After working so hard for many years clawing my way to the top, I relished in those first few years of making it to the executive suite. Confident. Bold. Full of conviction. That’s the image I wanted to project. That’s what you would have read in my journal those days. But soon enough, the glimmer wore off, and I was faced with the daunting realization that everyone expected me to make some pretty tough decisions, and to get them right. Owning those major decisions took some getting used to. What if I made a mistake? What if I was wrong? What will happen if I make a twenty million dollar boggle?

When it came time to actually make those big decisions, I frequently would have cold feet, and second thoughts. “Do you really know what you are doing?” my journal would ask. That’s what I would be thinking on the way home from work, or waking up in the middle of the night in a cold sweat. “Who do you think you are? I’ll tell you who you are, you are a big fat Loser who is trying to fake everyone out with your fancy business plans and big ideas. They are on to you, boy!” Those same thoughts crossed my mind as I drove past the construction site of an enormously expensive project that I had recently launched. A project that I had fought for and wrestled with for three years, doing market research, studying the competition, building a business plan, getting advice from experts, and then victoriously convincing the Board that it would provide a superior return for the investors, giving us a formidable edge in the industry. But sitting in my car a few weeks later watching the steel going up, I suddenly felt a lump in my stomach. “Dear Lord in heaven, what have I done?” I thought to myself, gripping the steering wheel with white-knuckles as the friendly construction workers smiled and waved at me. In a brief moment of desperate panic, I secretly reneged on all of my bold predictions for growth and profits. All I wanted to do was run and hide. It all crumbled before me in an imaginary meltdown, as I pictured myself standing before the Board, trying to explain the massive failure of my plan.

In moments like this, I need to step back, to gain some perspective, and to be less emotional – more objective. I need a helping hand. I turn to my journal, and let it all out in a flurry of cries and pleas to God, followed by a good deal of man-to-man straight-talk. It calms me down. A few months later, I go back and read through those escalating crazy-man thoughts, and I chuckle. “Ha, Ha, wasn’t that funny how I got so worked up over that little thing! Oh, Ye of Little Faith! Sheesh!”
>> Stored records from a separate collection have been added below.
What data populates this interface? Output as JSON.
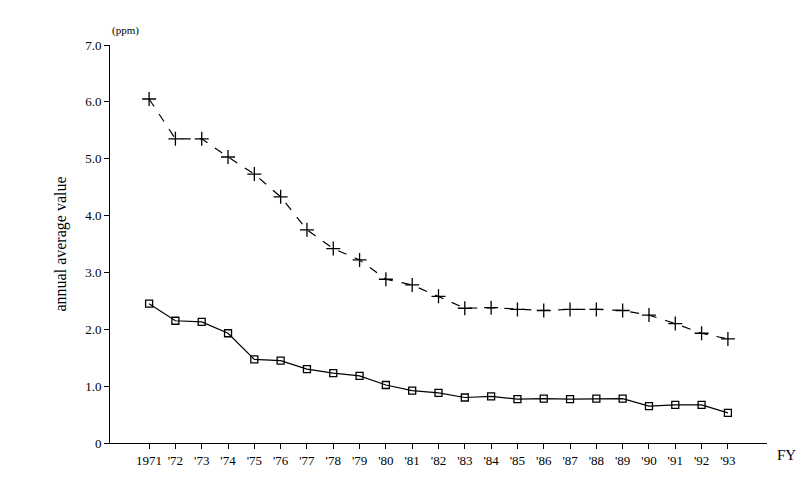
{
  "chart_data": {
    "type": "line",
    "ylabel": "annual average value",
    "xlabel": "FY",
    "annotations": [
      "(ppm)"
    ],
    "categories": [
      "1971",
      "'72",
      "'73",
      "'74",
      "'75",
      "'76",
      "'77",
      "'78",
      "'79",
      "'80",
      "'81",
      "'82",
      "'83",
      "'84",
      "'85",
      "'86",
      "'87",
      "'88",
      "'89",
      "'90",
      "'91",
      "'92",
      "'93"
    ],
    "series": [
      {
        "color": "#000000",
        "line_style": "dashed",
        "marker": "cross",
        "values": [
          6.05,
          5.35,
          5.35,
          5.03,
          4.73,
          4.33,
          3.75,
          3.42,
          3.22,
          2.88,
          2.78,
          2.58,
          2.37,
          2.38,
          2.35,
          2.33,
          2.35,
          2.35,
          2.33,
          2.25,
          2.1,
          1.93,
          1.83
        ]
      },
      {
        "color": "#000000",
        "line_style": "solid",
        "marker": "square",
        "values": [
          2.45,
          2.15,
          2.13,
          1.93,
          1.47,
          1.45,
          1.3,
          1.23,
          1.18,
          1.02,
          0.92,
          0.88,
          0.8,
          0.82,
          0.77,
          0.78,
          0.77,
          0.78,
          0.78,
          0.65,
          0.67,
          0.67,
          0.53
        ]
      }
    ],
    "ylim": [
      0,
      7
    ],
    "yticks": [
      0,
      {
        "value": 1,
        "label": "1.0"
      },
      {
        "value": 2,
        "label": "2.0"
      },
      {
        "value": 3,
        "label": "3.0"
      },
      {
        "value": 4,
        "label": "4.0"
      },
      {
        "value": 5,
        "label": "5.0"
      },
      {
        "value": 6,
        "label": "6.0"
      },
      {
        "value": 7,
        "label": "7.0"
      }
    ],
    "grid": false
  }
}
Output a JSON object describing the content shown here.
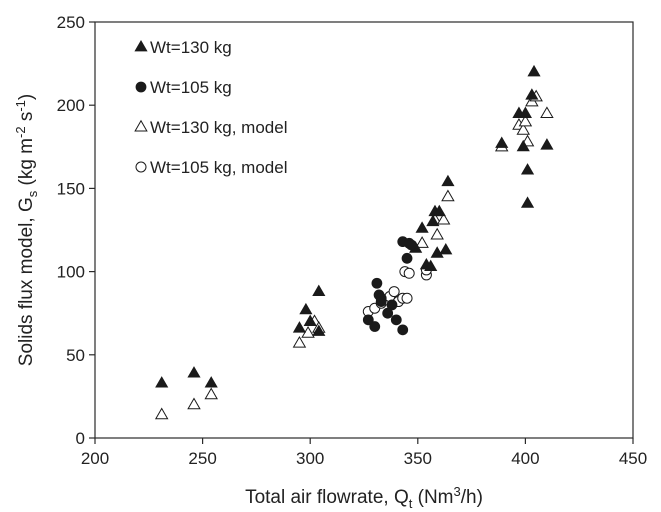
{
  "chart_data": {
    "type": "scatter",
    "xlabel": {
      "main": "Total air flowrate,  Q",
      "sub": "t",
      "tail": " (Nm",
      "sup": "3",
      "end": "/h)"
    },
    "ylabel": {
      "main": "Solids flux model, G",
      "sub": "s",
      "tail": " (kg m",
      "sup1": "-2",
      "mid": " s",
      "sup2": "-1",
      "end": ")"
    },
    "xlim": [
      200,
      450
    ],
    "ylim": [
      0,
      250
    ],
    "xticks": [
      200,
      250,
      300,
      350,
      400,
      450
    ],
    "yticks": [
      0,
      50,
      100,
      150,
      200,
      250
    ],
    "grid": false,
    "legend_position": "top-left",
    "series": [
      {
        "name": "Wt=130 kg",
        "marker": "triangle-filled",
        "color": "#1a1a1a",
        "points": [
          [
            231,
            33
          ],
          [
            246,
            39
          ],
          [
            254,
            33
          ],
          [
            295,
            66
          ],
          [
            298,
            77
          ],
          [
            300,
            70
          ],
          [
            304,
            64
          ],
          [
            304,
            88
          ],
          [
            349,
            114
          ],
          [
            352,
            126
          ],
          [
            354,
            104
          ],
          [
            356,
            103
          ],
          [
            357,
            130
          ],
          [
            358,
            136
          ],
          [
            360,
            136
          ],
          [
            359,
            111
          ],
          [
            363,
            113
          ],
          [
            364,
            154
          ],
          [
            389,
            177
          ],
          [
            397,
            195
          ],
          [
            399,
            175
          ],
          [
            400,
            195
          ],
          [
            401,
            161
          ],
          [
            401,
            141
          ],
          [
            403,
            206
          ],
          [
            404,
            220
          ],
          [
            410,
            176
          ]
        ]
      },
      {
        "name": "Wt=105 kg",
        "marker": "circle-filled",
        "color": "#1a1a1a",
        "points": [
          [
            327,
            71
          ],
          [
            330,
            67
          ],
          [
            331,
            93
          ],
          [
            332,
            86
          ],
          [
            333,
            84
          ],
          [
            333,
            82
          ],
          [
            336,
            75
          ],
          [
            338,
            80
          ],
          [
            340,
            71
          ],
          [
            343,
            65
          ],
          [
            343,
            118
          ],
          [
            345,
            108
          ],
          [
            346,
            117
          ],
          [
            347,
            116
          ]
        ]
      },
      {
        "name": "Wt=130 kg, model",
        "marker": "triangle-open",
        "color": "#1a1a1a",
        "points": [
          [
            231,
            14
          ],
          [
            246,
            20
          ],
          [
            254,
            26
          ],
          [
            295,
            57
          ],
          [
            299,
            63
          ],
          [
            302,
            70
          ],
          [
            304,
            66
          ],
          [
            352,
            117
          ],
          [
            358,
            131
          ],
          [
            359,
            122
          ],
          [
            362,
            131
          ],
          [
            364,
            145
          ],
          [
            389,
            175
          ],
          [
            397,
            188
          ],
          [
            399,
            185
          ],
          [
            400,
            190
          ],
          [
            401,
            178
          ],
          [
            403,
            202
          ],
          [
            405,
            205
          ],
          [
            410,
            195
          ]
        ]
      },
      {
        "name": "Wt=105 kg, model",
        "marker": "circle-open",
        "color": "#1a1a1a",
        "points": [
          [
            327,
            76
          ],
          [
            330,
            78
          ],
          [
            333,
            81
          ],
          [
            335,
            83
          ],
          [
            337,
            85
          ],
          [
            339,
            88
          ],
          [
            341,
            82
          ],
          [
            343,
            84
          ],
          [
            344,
            100
          ],
          [
            345,
            84
          ],
          [
            346,
            99
          ],
          [
            354,
            98
          ],
          [
            354,
            101
          ]
        ]
      }
    ]
  }
}
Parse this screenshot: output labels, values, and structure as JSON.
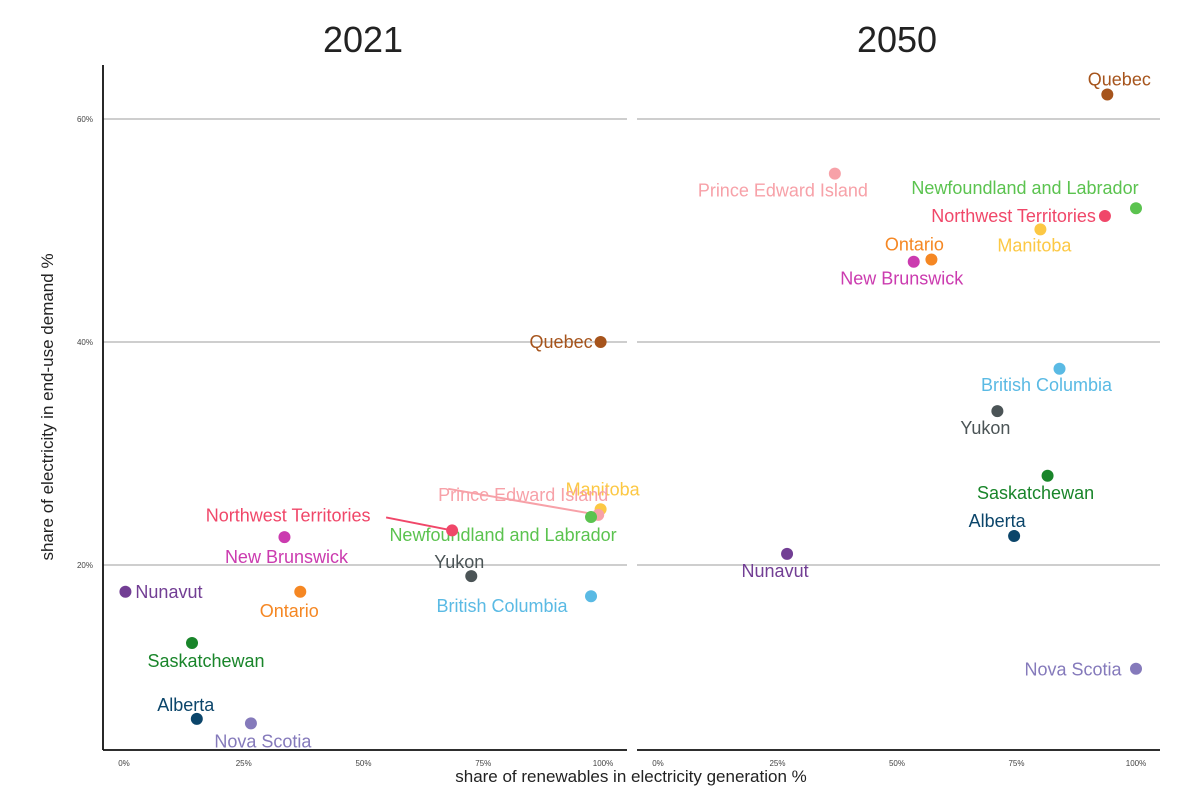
{
  "chart_data": {
    "type": "scatter",
    "xlabel": "share of renewables in electricity generation %",
    "ylabel": "share of electricity in end-use demand %",
    "xlim": [
      0,
      1
    ],
    "ylim": [
      0.04,
      0.65
    ],
    "x_ticks": [
      0,
      0.25,
      0.5,
      0.75,
      1.0
    ],
    "x_tick_labels": [
      "0%",
      "25%",
      "50%",
      "75%",
      "100%"
    ],
    "y_ticks": [
      0.2,
      0.4,
      0.6
    ],
    "y_tick_labels": [
      "20%",
      "40%",
      "60%"
    ],
    "grid": "horizontal major",
    "legend": "none",
    "colors": {
      "Quebec": "#A6541C",
      "Prince Edward Island": "#F7A1A8",
      "Manitoba": "#FCC844",
      "Newfoundland and Labrador": "#5BC34F",
      "Northwest Territories": "#F04769",
      "New Brunswick": "#CB3BAF",
      "Yukon": "#4B5456",
      "British Columbia": "#5ABAE4",
      "Nunavut": "#723E94",
      "Ontario": "#F58723",
      "Saskatchewan": "#19852A",
      "Alberta": "#0B456A",
      "Nova Scotia": "#857ABB"
    },
    "facets": [
      {
        "title": "2021",
        "points": [
          {
            "name": "Quebec",
            "x": 0.995,
            "y": 0.4
          },
          {
            "name": "Manitoba",
            "x": 0.995,
            "y": 0.25
          },
          {
            "name": "Prince Edward Island",
            "x": 0.99,
            "y": 0.245
          },
          {
            "name": "Newfoundland and Labrador",
            "x": 0.975,
            "y": 0.243
          },
          {
            "name": "Northwest Territories",
            "x": 0.685,
            "y": 0.231
          },
          {
            "name": "New Brunswick",
            "x": 0.335,
            "y": 0.225
          },
          {
            "name": "Yukon",
            "x": 0.725,
            "y": 0.19
          },
          {
            "name": "British Columbia",
            "x": 0.975,
            "y": 0.172
          },
          {
            "name": "Nunavut",
            "x": 0.003,
            "y": 0.176
          },
          {
            "name": "Ontario",
            "x": 0.368,
            "y": 0.176
          },
          {
            "name": "Saskatchewan",
            "x": 0.142,
            "y": 0.13
          },
          {
            "name": "Alberta",
            "x": 0.152,
            "y": 0.062
          },
          {
            "name": "Nova Scotia",
            "x": 0.265,
            "y": 0.058
          }
        ]
      },
      {
        "title": "2050",
        "points": [
          {
            "name": "Quebec",
            "x": 0.94,
            "y": 0.622
          },
          {
            "name": "Prince Edward Island",
            "x": 0.37,
            "y": 0.551
          },
          {
            "name": "Newfoundland and Labrador",
            "x": 1.0,
            "y": 0.52
          },
          {
            "name": "Northwest Territories",
            "x": 0.935,
            "y": 0.513
          },
          {
            "name": "Manitoba",
            "x": 0.8,
            "y": 0.501
          },
          {
            "name": "Ontario",
            "x": 0.572,
            "y": 0.474
          },
          {
            "name": "New Brunswick",
            "x": 0.535,
            "y": 0.472
          },
          {
            "name": "British Columbia",
            "x": 0.84,
            "y": 0.376
          },
          {
            "name": "Yukon",
            "x": 0.71,
            "y": 0.338
          },
          {
            "name": "Saskatchewan",
            "x": 0.815,
            "y": 0.28
          },
          {
            "name": "Alberta",
            "x": 0.745,
            "y": 0.226
          },
          {
            "name": "Nunavut",
            "x": 0.27,
            "y": 0.21
          },
          {
            "name": "Nova Scotia",
            "x": 1.0,
            "y": 0.107
          }
        ]
      }
    ]
  }
}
A few months after the fact, it is now so obvious that any dummy could have seen how God was with me then. He was there the whole time. Everything worked out just fine, even though it was a little touch and go for a while. I had done all the right homework; I received plenty of input and advice. I was not being arrogant and cavalier in promoting my ideas. So why did I panic?

I think about that Woody Allen quote, the one that says “Eighty percent of success is just showing up.” That’s all God wants from me, is to just show up every day and do my job – at home, at work, with my kids, with my friends and church. And if I’m doing it right, if I’m stepping out in faith and taking calculated risks once in a while, there might be times when it feels like what I am doing is crazy. It’s like an old saying I heard once from a youth leader in high school: “God can’t steer a parked car.” It may take a while, we may fumble around and bump into things at first, but He’s got to start somewhere.

I’ll bet that in God’s playbook, one hundred percent of success is based on just showing up. And to be honest, some days that’s barely all we can manage. But, really, what other choice do we have? We wake up, turn over in bed, and sooner or later we are going to have to get up and start moving around. That’s when the Holy Spirit can sneak in and start doing some good work with us. He can prod and push us, nudging us along a little at a time. “So, now that you’re up, why not make that phone call?” He might ask, in a cheerful, encouraging voice. You might as well go and talk to that person you were thinking about. And it wouldn’t hurt to organize that meeting you’ve had on that list for a while. A little at a time. Things start getting mobilized. And before you know it, God is doing something in your life that you didn’t even expect.